The company's Board of Directors unanimously approved the Amended and Restated Articles of Incorporation on February 2, 2026, subject to stockholder approval. Following the Board's recommendation, holders of the company's voting common and preferred stock approved the restated articles, which were subsequently filed with and accepted by the Secretary of State of Colorado.
This increase in authorized share capital does not immediately result in the issuance of additional shares but provides the company with enhanced flexibility to support long-term growth plans. These plans include disciplined capital formation, strategic transactions, potential future acquisitions, and equity-based incentive arrangements, all subject to Board approval. No additional shares have been issued in connection with this amendment at present.
DigitalAMN anticipates using a portion of its additional authorized common shares to advance mergers and acquisitions that have been under development and are approaching completion. The company also plans to pursue new opportunities arising from existing partnerships and operating joint ventures. These transactions are expected to be structured to avoid unnecessarily expanding the cap table or causing excessive dilution, with the objective of aligning capital structure decisions with long-term shareholder value.

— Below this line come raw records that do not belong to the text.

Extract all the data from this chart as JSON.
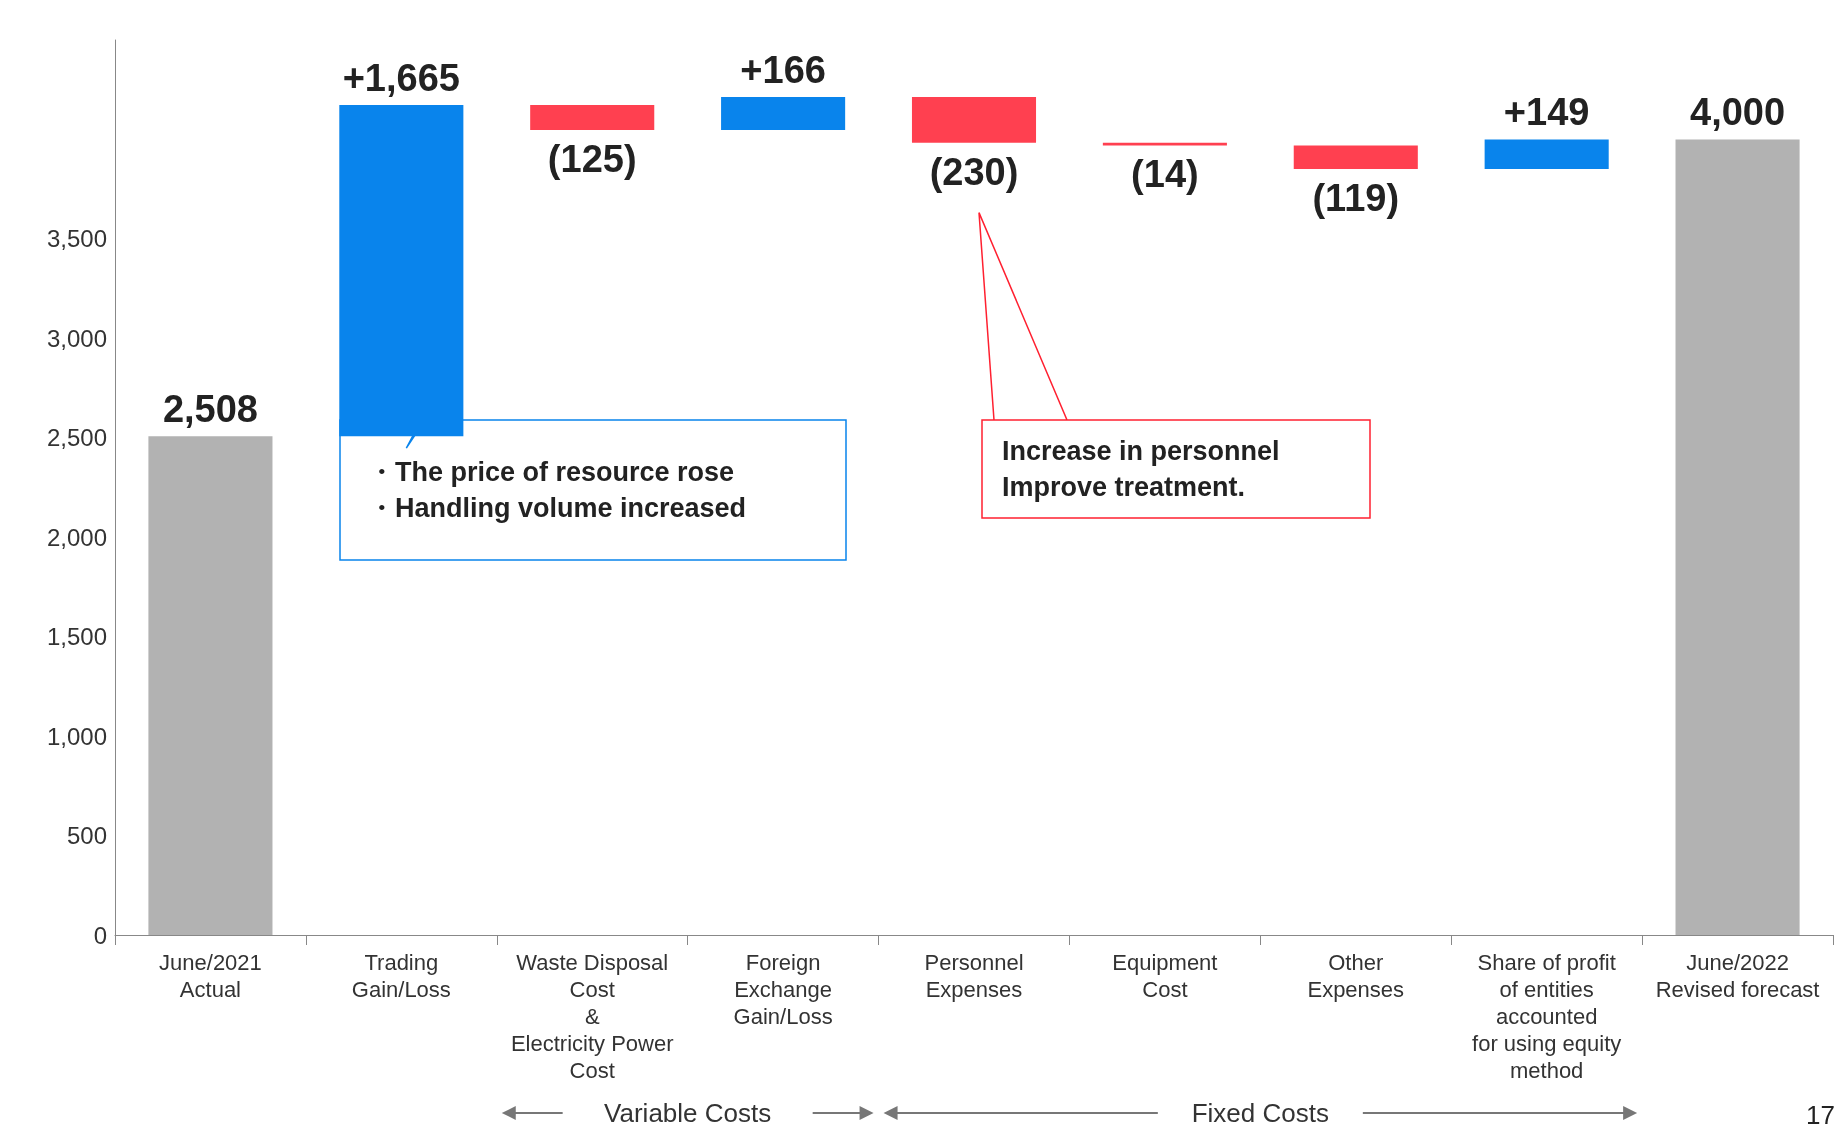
{
  "chart_data": {
    "type": "bar",
    "categories": [
      "June/2021\nActual",
      "Trading\nGain/Loss",
      "Waste Disposal\nCost\n&\nElectricity Power\nCost",
      "Foreign\nExchange\nGain/Loss",
      "Personnel\nExpenses",
      "Equipment\nCost",
      "Other\nExpenses",
      "Share of profit\nof entities\naccounted\nfor using equity\nmethod",
      "June/2022\nRevised forecast"
    ],
    "values": [
      2508,
      1665,
      -125,
      166,
      -230,
      -14,
      -119,
      149,
      4000
    ],
    "base": [
      0,
      2508,
      4173,
      4048,
      4214,
      3984,
      3970,
      3851,
      0
    ],
    "colors": [
      "#b2b2b2",
      "#0984ec",
      "#ff4050",
      "#0984ec",
      "#ff4050",
      "#ff4050",
      "#ff4050",
      "#0984ec",
      "#b2b2b2"
    ],
    "value_labels": [
      "2,508",
      "+1,665",
      "(125)",
      "+166",
      "(230)",
      "(14)",
      "(119)",
      "+149",
      "4,000"
    ],
    "ylim": [
      0,
      4500
    ],
    "yticks": [
      0,
      500,
      {
        "value": 1000,
        "label": "1,000"
      },
      {
        "value": 1500,
        "label": "1,500"
      },
      {
        "value": 2000,
        "label": "2,000"
      },
      {
        "value": 2500,
        "label": "2,500"
      },
      {
        "value": 3000,
        "label": "3,000"
      },
      {
        "value": 3500,
        "label": "3,500"
      }
    ],
    "grid": false,
    "annotations": [
      "・The price of resource rose\n・Handling volume increased",
      "Increase in personnel\nImprove treatment.",
      "Variable Costs",
      "Fixed Costs",
      "17"
    ]
  }
}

The company reaffirms its minimum issuance floor price of $0.35 per share for all common stock issuances and convertible instruments, including convertible debt and preferred shares. While the Restated Articles of Incorporation do not alter this issuance floor price, the company intends that any capital raised, acquisitions completed, or business combinations entered into utilizing its equity will be executed at or above the $0.35 floor price. This policy reflects management's commitment to a disciplined capital strategy and mitigating avoidable dilution for existing shareholders.
The rights, preferences, and limitations of the company's preferred stock, as well as any future series of preferred stock, may be established by resolution of the Board of Directors as permitted under the Restated Articles of Incorporation and Colorado law. Existing stockholder rights with respect to already issued shares remain unchanged solely as a result of this increase in authorized capital.